Во рту все ещё стоял горький привкус, но уже не столь отвратительный, как раньше. Зато все запахи были на удивление чистыми и бодрящими: антисептические препараты, воск для натирки пола, свежевыстиранные и отглаженные простыни. Ни тебе блевотины, ни крови, ни мочи.
Он безмерно ослаб, не мог пошевелить ни рукой, ни ногой. На него навалилась огромная тяжесть. Глаза и те не желали оставаться открытыми.
Прозрачная трубка соединяла бутылку, закреплённую на стойке у кровати, с иглой, воткнутой в вену правой руки. По трубке поступала жидкость, возмещая потери, понесённые организмом. Конечно, подавались в кровь и противорвотные препараты. Правая рука крепилась на поддерживающей шине, чтобы он не мог согнуть локоть и случайно выдернуть иглу.
В палате стояла вторая кровать. Пустая.
Младший думал, что он один, но, когда ему удалось набраться сил, чтобы устроиться поудобнее, он услышал, как кто-то откашлялся. Источник звука находился за изножием кровати, в правом углу комнаты.
Инстинктивно Младший понял, что человек, наблюдающий за ним из темноты, пришёл в палату не с благими намерениями. Врачи и медицинские сестры не приглядывают за пациентом, погасив свет.

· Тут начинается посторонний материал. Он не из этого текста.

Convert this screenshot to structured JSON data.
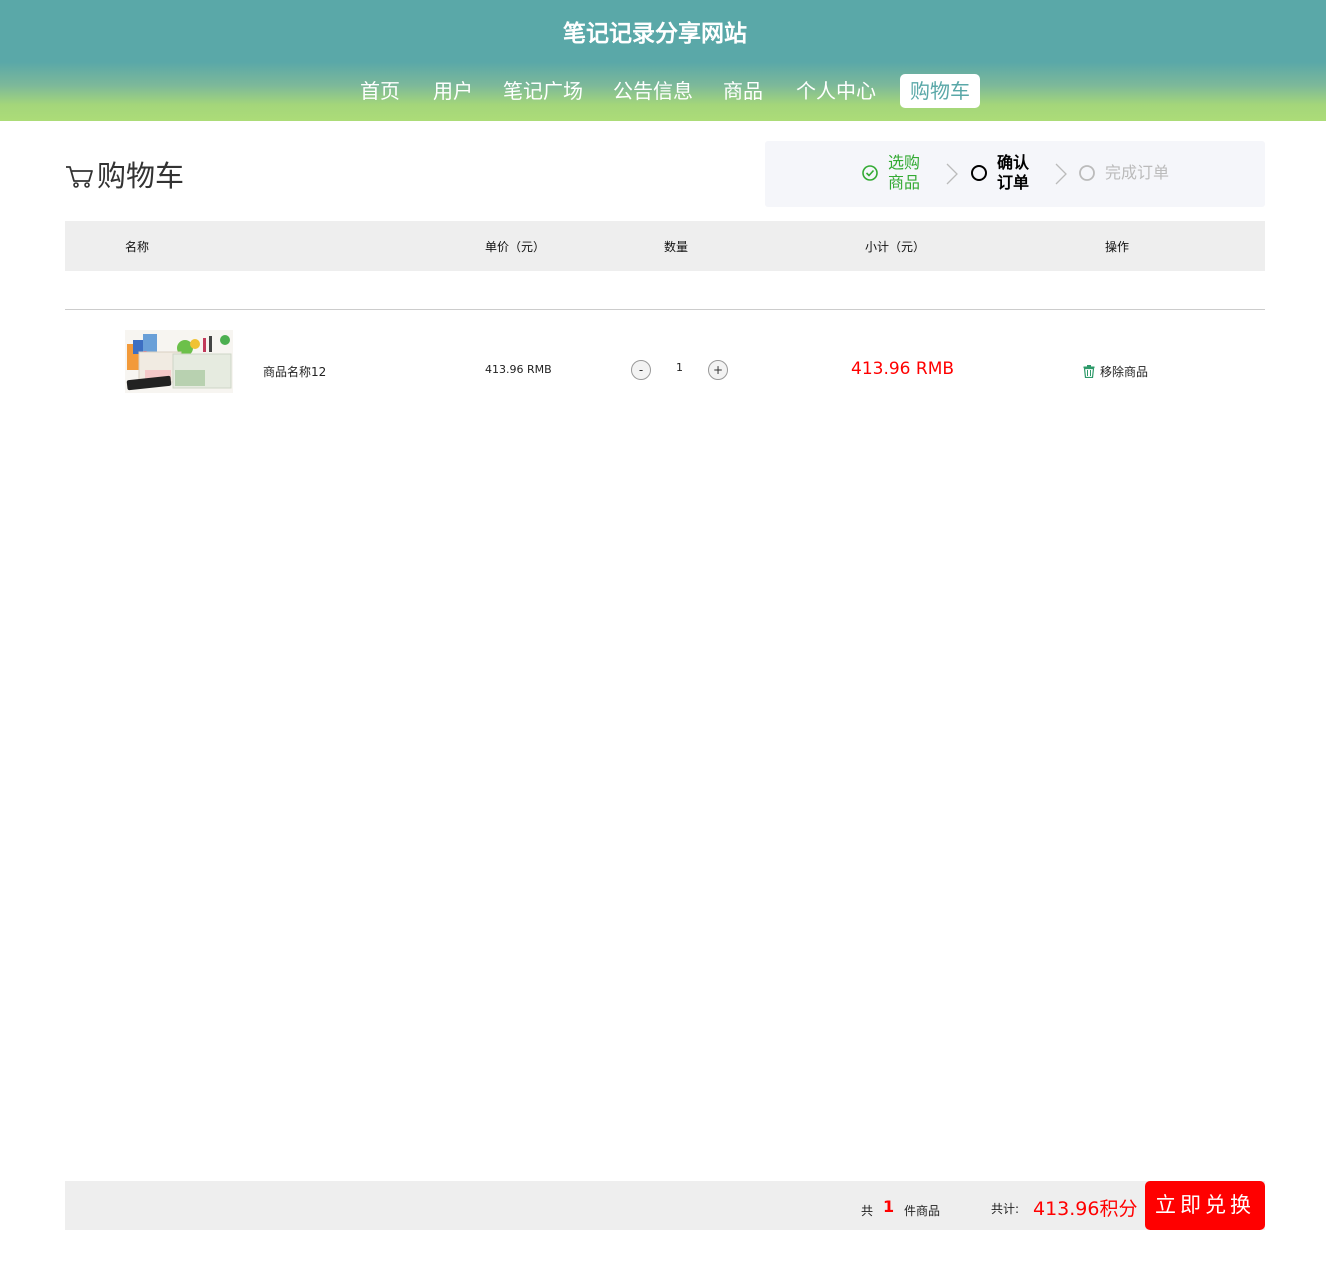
{
  "site": {
    "title": "笔记记录分享网站"
  },
  "nav": {
    "items": [
      "首页",
      "用户",
      "笔记广场",
      "公告信息",
      "商品",
      "个人中心",
      "购物车"
    ],
    "active": "购物车"
  },
  "page": {
    "title": "购物车"
  },
  "steps": [
    {
      "label": "选购商品",
      "state": "done",
      "color": "#33aa33"
    },
    {
      "label": "确认订单",
      "state": "current",
      "color": "#000000"
    },
    {
      "label": "完成订单",
      "state": "pending",
      "color": "#bbbbbb"
    }
  ],
  "table": {
    "headers": [
      "名称",
      "单价（元）",
      "数量",
      "小计（元）",
      "操作"
    ],
    "rows": [
      {
        "name": "商品名称12",
        "price": "413.96 RMB",
        "qty": "1",
        "minus": "-",
        "plus": "+",
        "subtotal": "413.96 RMB",
        "action": "移除商品"
      }
    ]
  },
  "footer": {
    "prefix": "共",
    "count": "1",
    "suffix": "件商品",
    "total_label": "共计:",
    "total_value": "413.96积分",
    "buy_label": "立即兑换"
  },
  "colors": {
    "accent": "#5aa8a8",
    "price_red": "#ff0000",
    "header_green": "#acdc78"
  }
}
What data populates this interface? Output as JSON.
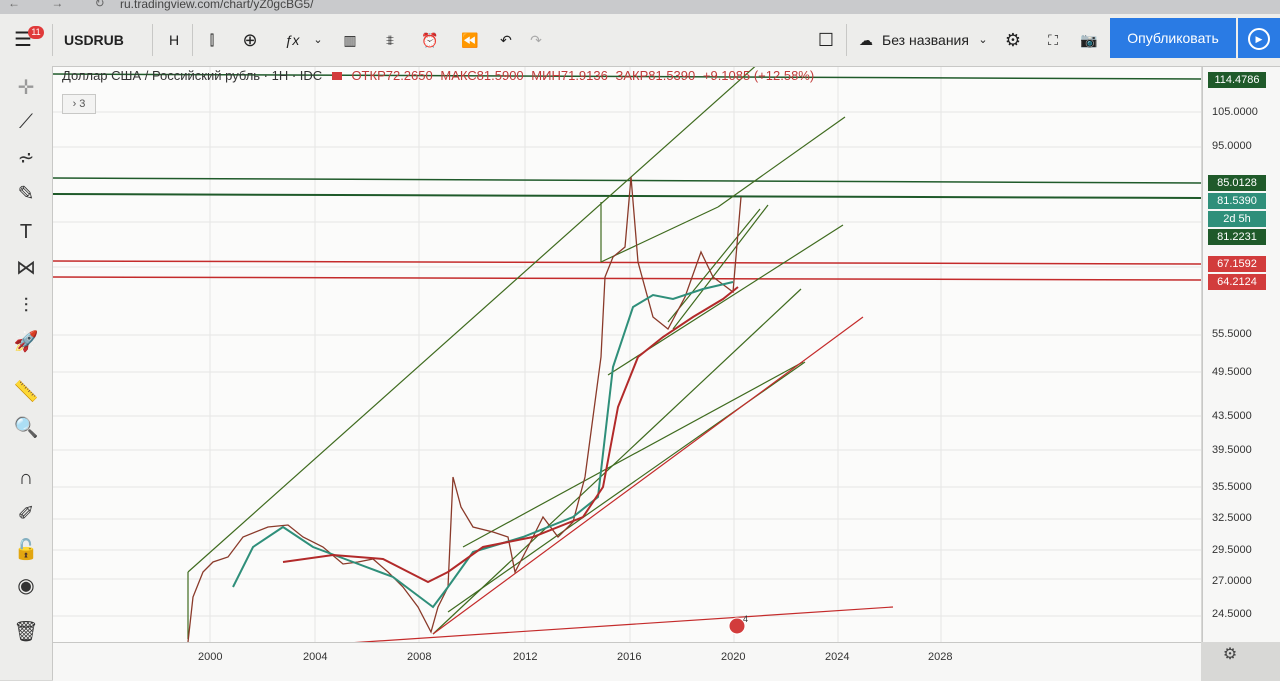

Он похвалил себя за то, что не шевельнулся, не издал ни звука. Он хотел, чтобы посторонние как можно позже узнали о том, что он очнулся.
Поскольку верхняя часть его тела была чуть приподнята, ему не пришлось отрывать голову от подушки, чтобы наблюдать за углом, в котором расположился незнакомец. И Младший всматривался в темноту, лежащую за стойкой, за изножием второй кровати.
Он лежал в самой тёмной части палаты, вдали от окна, но и в интересующем его углу царил не менее плотный мрак. Он изо всех сил напрягал зрение, даже заболела голова, но в конце концов смог разглядеть очертания кресла. В кресле сидел человек, без лица и фигуры, прямо-таки одетый в чёрное, укрывший голову капюшоном гондольер со Стикса.